Week 4 Schedule and Activities

In Week 4, you will:

The schedule below is a suggested pacing guide. Feel free to adjust based on your own calendar, but try to keep the order of activities so later pieces build on earlier ones.

Computer Science Content
(Monday - Wednesday)

Work through the Week 4 learning materials in order. These are designed to build your understanding of the core CS concept for the week: networking and the Internet.

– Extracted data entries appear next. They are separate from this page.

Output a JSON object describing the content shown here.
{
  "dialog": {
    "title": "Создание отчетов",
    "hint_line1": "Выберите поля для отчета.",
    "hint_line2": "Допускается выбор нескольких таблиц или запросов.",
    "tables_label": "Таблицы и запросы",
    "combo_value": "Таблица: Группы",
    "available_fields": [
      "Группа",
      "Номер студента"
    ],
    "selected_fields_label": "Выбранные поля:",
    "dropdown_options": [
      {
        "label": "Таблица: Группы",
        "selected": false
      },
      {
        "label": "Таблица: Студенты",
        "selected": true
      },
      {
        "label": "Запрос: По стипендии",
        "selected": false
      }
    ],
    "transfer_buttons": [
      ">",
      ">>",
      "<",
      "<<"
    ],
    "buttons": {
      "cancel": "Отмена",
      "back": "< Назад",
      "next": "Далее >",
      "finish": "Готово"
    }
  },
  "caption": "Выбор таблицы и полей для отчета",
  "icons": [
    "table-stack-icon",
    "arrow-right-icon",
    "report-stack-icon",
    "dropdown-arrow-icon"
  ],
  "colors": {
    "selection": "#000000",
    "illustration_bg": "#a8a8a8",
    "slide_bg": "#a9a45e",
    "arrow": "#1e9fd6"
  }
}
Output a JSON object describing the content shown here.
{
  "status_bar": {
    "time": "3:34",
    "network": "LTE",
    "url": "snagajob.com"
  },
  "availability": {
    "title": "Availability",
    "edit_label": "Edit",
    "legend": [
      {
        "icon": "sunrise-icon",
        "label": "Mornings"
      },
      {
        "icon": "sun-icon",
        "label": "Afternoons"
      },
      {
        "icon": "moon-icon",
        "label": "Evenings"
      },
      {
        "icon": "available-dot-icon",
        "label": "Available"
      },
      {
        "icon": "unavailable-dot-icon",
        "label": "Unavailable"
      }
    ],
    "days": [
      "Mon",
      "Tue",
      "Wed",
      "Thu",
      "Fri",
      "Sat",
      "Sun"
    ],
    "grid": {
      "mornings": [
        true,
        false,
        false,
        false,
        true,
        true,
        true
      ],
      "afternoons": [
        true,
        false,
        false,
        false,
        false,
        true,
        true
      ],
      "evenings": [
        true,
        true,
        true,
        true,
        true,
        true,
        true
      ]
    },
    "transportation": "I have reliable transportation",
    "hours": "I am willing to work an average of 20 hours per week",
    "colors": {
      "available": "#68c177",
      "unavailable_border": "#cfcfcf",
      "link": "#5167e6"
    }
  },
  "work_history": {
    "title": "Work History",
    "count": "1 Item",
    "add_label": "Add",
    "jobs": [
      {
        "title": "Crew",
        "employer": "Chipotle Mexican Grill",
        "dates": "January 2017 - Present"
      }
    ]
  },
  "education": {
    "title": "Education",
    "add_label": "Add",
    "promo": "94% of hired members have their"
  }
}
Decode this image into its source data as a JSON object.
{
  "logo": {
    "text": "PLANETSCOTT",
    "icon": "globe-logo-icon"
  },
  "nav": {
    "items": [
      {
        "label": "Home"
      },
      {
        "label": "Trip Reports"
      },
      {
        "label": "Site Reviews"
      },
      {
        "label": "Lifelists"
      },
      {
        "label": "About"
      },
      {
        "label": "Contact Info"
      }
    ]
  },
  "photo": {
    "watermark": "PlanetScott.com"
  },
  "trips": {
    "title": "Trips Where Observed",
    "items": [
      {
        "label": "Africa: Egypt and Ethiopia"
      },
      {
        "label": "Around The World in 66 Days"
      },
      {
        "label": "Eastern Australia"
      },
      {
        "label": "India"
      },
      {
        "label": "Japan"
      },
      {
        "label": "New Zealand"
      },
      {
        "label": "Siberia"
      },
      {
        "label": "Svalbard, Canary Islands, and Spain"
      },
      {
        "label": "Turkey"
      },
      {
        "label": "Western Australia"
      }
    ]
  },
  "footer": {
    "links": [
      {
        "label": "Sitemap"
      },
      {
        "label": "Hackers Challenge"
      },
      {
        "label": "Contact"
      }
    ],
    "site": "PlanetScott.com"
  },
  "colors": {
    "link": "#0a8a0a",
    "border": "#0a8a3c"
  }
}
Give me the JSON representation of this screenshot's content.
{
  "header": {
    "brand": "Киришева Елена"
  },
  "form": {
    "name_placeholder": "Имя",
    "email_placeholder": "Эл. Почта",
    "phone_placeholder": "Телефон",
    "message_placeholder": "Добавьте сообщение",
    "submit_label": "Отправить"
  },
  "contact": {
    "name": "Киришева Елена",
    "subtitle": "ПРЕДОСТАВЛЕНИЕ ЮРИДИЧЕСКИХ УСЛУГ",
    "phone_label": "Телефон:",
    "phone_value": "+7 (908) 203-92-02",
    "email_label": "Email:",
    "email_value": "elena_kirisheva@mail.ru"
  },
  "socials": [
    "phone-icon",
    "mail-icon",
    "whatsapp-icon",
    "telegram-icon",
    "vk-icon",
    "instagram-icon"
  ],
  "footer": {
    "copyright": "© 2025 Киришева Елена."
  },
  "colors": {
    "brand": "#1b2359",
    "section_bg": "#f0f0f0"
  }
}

  • Topic 4a - Networking Fundamentals
    Understand how networks are classified (LAN and WAN), how protocols coordinate communication in wired and wireless networks, how hardware devices extend and connect networks, and how the client/server and peer-to-peer models govern how processes talk to each other.
  • Topic 4b - The Internet and the World Wide Web
    Explore how the Internet is structured through a hierarchy of service providers, how devices are addressed with IP addresses and domain names, how DNS translates between the two, and how the Web — one application among many — works through browsers, web servers, HTTP, and URLs.
  • Topic 4c - Internet Protocols and Client-Server Interaction
    Trace how data travels through the Internet's four-layer software model, understand packet switching and routing, and learn why TCP and UDP both exist — and when each is the right choice.
  • Topic 4d - Cybersecurity
    Define and distinguish the major categories of cybersecurity threats — from malware and phishing to denial of service attacks — and examine the defenses that protect against each, including how firewalls work and why layered defense is essential.

Beyond the Content
(Thursday - Friday)

  • Social and Ethical Considerations
    Examine four scenarios that connect networking to real-world consequences: net neutrality and rural school access, a phishing attack that cost a district $487,000, ransomware targeting schools, and a free educational tool that was selling student behavioral data.
  • Teaching and Learning Perspectives
    Reflect on how networking concepts translate to your classroom, what misconceptions students bring at each grade level, and how cybersecurity and internet safety can be grounded in technical understanding rather than just rules.

Competency Demo
(Thursday - Sunday)

Competency Demo #4 - Networking

  • Complete all Week 4 activities before attempting the Competency Demo.
  • The CD addresses Competencies 10, 11, and 12. Review those learning objectives before you begin.
  • Closed book, closed notes, closed resources.